Most knowledgeable forex traders will have heard of Dr. Alexander Elder, a highly renowned trader, psychologist, educator, and the author is known to have written several influential books in the 90s and 2000s.
Like any legendary enthusiast of the financial markets, the Estonian-American also developed a unique technical indicator named the Elder’s Force Index (EFI). The Force Index is an oscillator of the newer generation in forex.
As the name suggests, the main job of this tool is to measure the force behind an instrument’s price. It was first published in Elder’s Trading for a Living book released in 1993. In his classic work, Elder described the three key elements moving the price of any asset: direction, extent, and volume.
The EFI is an oscillator at its core, fluctuating between positive and negative territories as the force shifts from one side to the other. This indicator helps confirm the overall trend on your preferred time frame, and like any oscillator, can help you spot potential reversals through divergences.
Let’s explore more behind this tool and examples of implementing it in your trading.
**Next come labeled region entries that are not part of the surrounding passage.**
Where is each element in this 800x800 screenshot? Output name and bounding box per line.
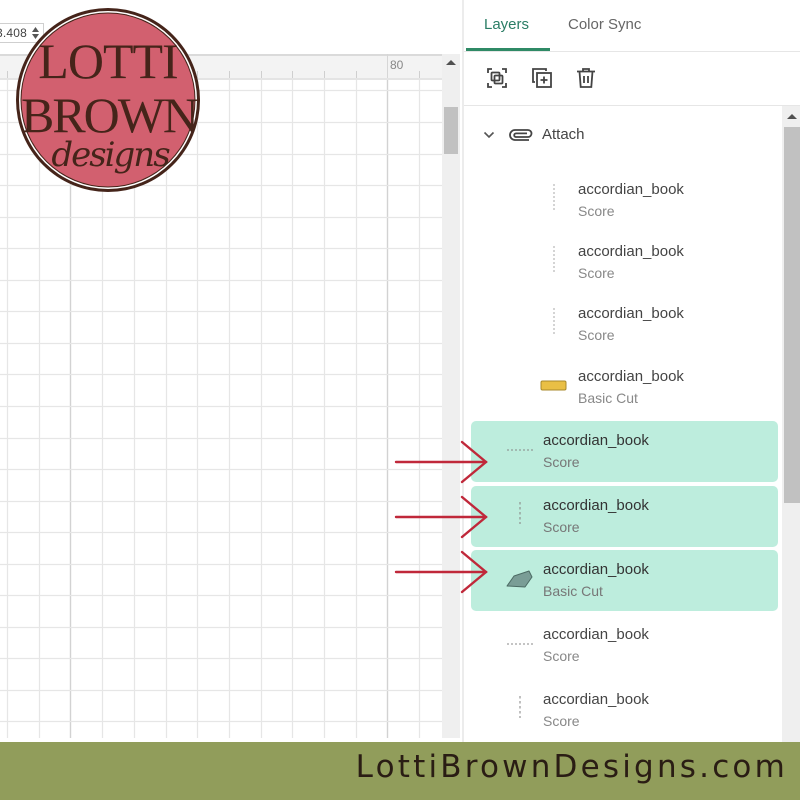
panel-tabs: Layers Color Sync xyxy=(464,0,800,52)
ruler-tick xyxy=(7,71,8,78)
score-vertical-icon xyxy=(553,246,555,274)
layer-type: Basic Cut xyxy=(578,390,638,406)
scroll-up-icon[interactable] xyxy=(787,114,797,119)
layers-list: Attach accordian_book Score accordian_bo… xyxy=(464,106,782,742)
score-horizontal-icon xyxy=(507,643,533,645)
website-url: LottiBrownDesigns.com xyxy=(355,749,788,785)
brand-logo: LOTTI BROWN designs xyxy=(16,8,200,192)
layer-item-selected[interactable]: accordian_book Basic Cut xyxy=(471,550,778,611)
layer-item-selected[interactable]: accordian_book Score xyxy=(471,421,778,482)
chevron-down-icon[interactable] xyxy=(482,128,496,142)
logo-line1: LOTTI xyxy=(38,33,177,89)
layer-type: Score xyxy=(543,454,580,470)
scroll-up-icon[interactable] xyxy=(446,60,456,65)
layer-type: Score xyxy=(543,713,580,729)
ruler-tick xyxy=(387,54,388,78)
layer-item[interactable]: accordian_book Score xyxy=(471,615,778,676)
layer-item[interactable]: accordian_book Score xyxy=(464,170,782,231)
score-vertical-icon xyxy=(519,696,521,718)
layer-name: accordian_book xyxy=(578,305,684,322)
layer-name: accordian_book xyxy=(543,626,649,643)
layer-type: Score xyxy=(543,519,580,535)
trash-icon[interactable] xyxy=(574,66,598,90)
ruler-tick xyxy=(356,71,357,78)
attach-icon xyxy=(509,129,533,141)
layer-name: accordian_book xyxy=(578,243,684,260)
ruler-tick xyxy=(229,71,230,78)
layer-item[interactable]: accordian_book Score xyxy=(471,680,778,741)
group-label: Attach xyxy=(542,126,585,143)
layers-scrollbar[interactable] xyxy=(782,106,800,742)
tab-color-sync[interactable]: Color Sync xyxy=(568,16,641,33)
layers-toolbar xyxy=(464,52,800,106)
score-horizontal-icon xyxy=(507,449,533,451)
scrollbar-thumb[interactable] xyxy=(444,107,458,154)
layer-item[interactable]: accordian_book Score xyxy=(464,232,782,293)
layer-name: accordian_book xyxy=(543,432,649,449)
layer-type: Score xyxy=(578,265,615,281)
ruler-tick xyxy=(292,71,293,78)
brand-footer: LottiBrownDesigns.com xyxy=(0,742,800,800)
rectangle-shape-icon xyxy=(540,380,567,391)
canvas-vertical-scrollbar[interactable] xyxy=(442,54,460,738)
layer-name: accordian_book xyxy=(543,561,649,578)
layers-panel: Layers Color Sync Attach accordian_book … xyxy=(462,0,800,742)
ruler-tick xyxy=(324,71,325,78)
layer-type: Basic Cut xyxy=(543,583,603,599)
layer-type: Score xyxy=(543,648,580,664)
layer-name: accordian_book xyxy=(543,497,649,514)
ruler-tick xyxy=(419,71,420,78)
tab-layers[interactable]: Layers xyxy=(484,16,529,33)
layer-name: accordian_book xyxy=(578,368,684,385)
layer-item[interactable]: accordian_book Basic Cut xyxy=(464,357,782,418)
layer-item-selected[interactable]: accordian_book Score xyxy=(471,486,778,547)
ruler-tick xyxy=(261,71,262,78)
group-select-icon[interactable] xyxy=(485,66,509,90)
ruler-label: 80 xyxy=(390,58,404,72)
active-tab-indicator xyxy=(466,48,550,51)
layer-name: accordian_book xyxy=(578,181,684,198)
group-attach[interactable]: Attach xyxy=(464,120,782,152)
score-vertical-icon xyxy=(553,308,555,336)
logo-script: designs xyxy=(51,135,170,175)
layer-type: Score xyxy=(578,327,615,343)
polygon-shape-icon xyxy=(506,570,533,588)
layer-name: accordian_book xyxy=(543,691,649,708)
layer-item[interactable]: accordian_book Score xyxy=(464,294,782,355)
score-vertical-icon xyxy=(553,184,555,212)
score-vertical-icon xyxy=(519,502,521,524)
scrollbar-thumb[interactable] xyxy=(784,127,800,503)
layer-type: Score xyxy=(578,203,615,219)
duplicate-icon[interactable] xyxy=(530,66,554,90)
Component of Elder’s Force Index
The core components of this indicator are price and volume, represented as an oscillator with a zero centerline. Unlike most oscillators, the y-axis of EFI is not bound to any figure, meaning it can go up or down infinitely depending on how strong price movements are.
EFI consists of a simple calculation taking the current period’s closing price, subtracting the prior’s period closing price, and then multiplying the volume as such:
[current period closing price – prior period closing price] X volume.
The result is extrapolated using a 13-period Exponential Moving Average as a default setting adjustable based on a trader’s preferences. As the periods become higher, the ‘smoother’ the index becomes. You should find EFI with the most popular charting packages as a built-in indicator.
The simple idea behind the index is that if the current period’s closing prices are higher than the previous period, the force is positive. Conversely, the force is negative if the current period’s closing prices are lower than the prior one.
When you interpret the index, you understand whether the market has progressed on the downside or upside and by how much volume. In practical terms, when the index is above zero, traders should expect rising prices. If the index is below zero, traders should anticipate falling prices.
Let’s now observe how you can use the force index to generate trading signals.
Examples of using Elder’s Force Index
As with most indicators, it’s best to use EFI in conjunction with another indicator; you should never rely on this tool on its own. Generally, traders combine a momentum-based tool with a trend-identifying tool, most commonly Moving Averages.
In his book, Trading for a Living, Elder advocates for trading with the trend. Therefore, one of the primary purposes of the index is to confirm this idea in the markets.
Traders could employ a 50-day Exponential Moving Average (EMA) to determine their overall bias and then use the index to pinpoint an entry trigger by observing when it goes above or below the zero line.
For consistency, one may want to configure the EFI to 50. When the price is above the EMA, we consider this event an uptrend; when the price is below the EMA, we regard this event as a downtrend. Let’s delve into a recent example.
Trend identification
From the left of the chart below, we can see the price was above the EMA, suggesting bullish movement. Eventually, the trend changed to a reasonably sustained downtrend, and there were two triggers one could have noted as highlighted.
The index will typically provide the first sign of a potential new move in such scenarios. Yet, a conservative method is waiting for additional confirmation from another indicator like the Moving Average.
So, you could have taken an entry at the point marked with an ellipse. One may have held the position and closed their trade when the index passed above the zero line, suggesting some bullish movement.
Divergences
No oscillator would be complete without good ol’ divergence. As we know, divergence occurs when chart price moves in a counter direction to reading on an indicator, most often an oscillator. The divergence we’ll cover in our example below is bullish.
With bullish divergence, price shows two consecutive highs while the oscillator shows a higher high and a lower high when aligning both points (see the below).
Divergences are still one of the tried-and-tested methods to spot and trade reversals with decent predictive success. However, as with any technique, you need additional confirmation factors rather than acting on a divergence alone.
Identifying the divergence would have provided a sign of a potential new trend. Similar to the last example, waiting for confirmations from the EMA and EFI can increase the chances of success with this setup.
We’ve marked the instances where the index was below zero and the price underneath the EMA, providing the final entry triggers. Therefore, a trader will have had three reasons to take this position; divergence, the index, and Moving Averages.
Final word
Ultimately, Elder’s Force Index is like a combination of the Money Flow Index mixed in with an oscillator. To better understand this indicator, reading the Trading for a Living book would be helpful.
Here, the author goes in-depth about what they believe as the three most important factors influencing price, namely direction, extent, and volume. It’s pretty amazing that, almost three decades later, not much has changed in the markets.
Yet, let’s not overestimate the predictive ability of this tool because it’s still a lagging indicator no matter the settings used. Therefore, as with anything in forex, you should always combine it with other indicators and techniques.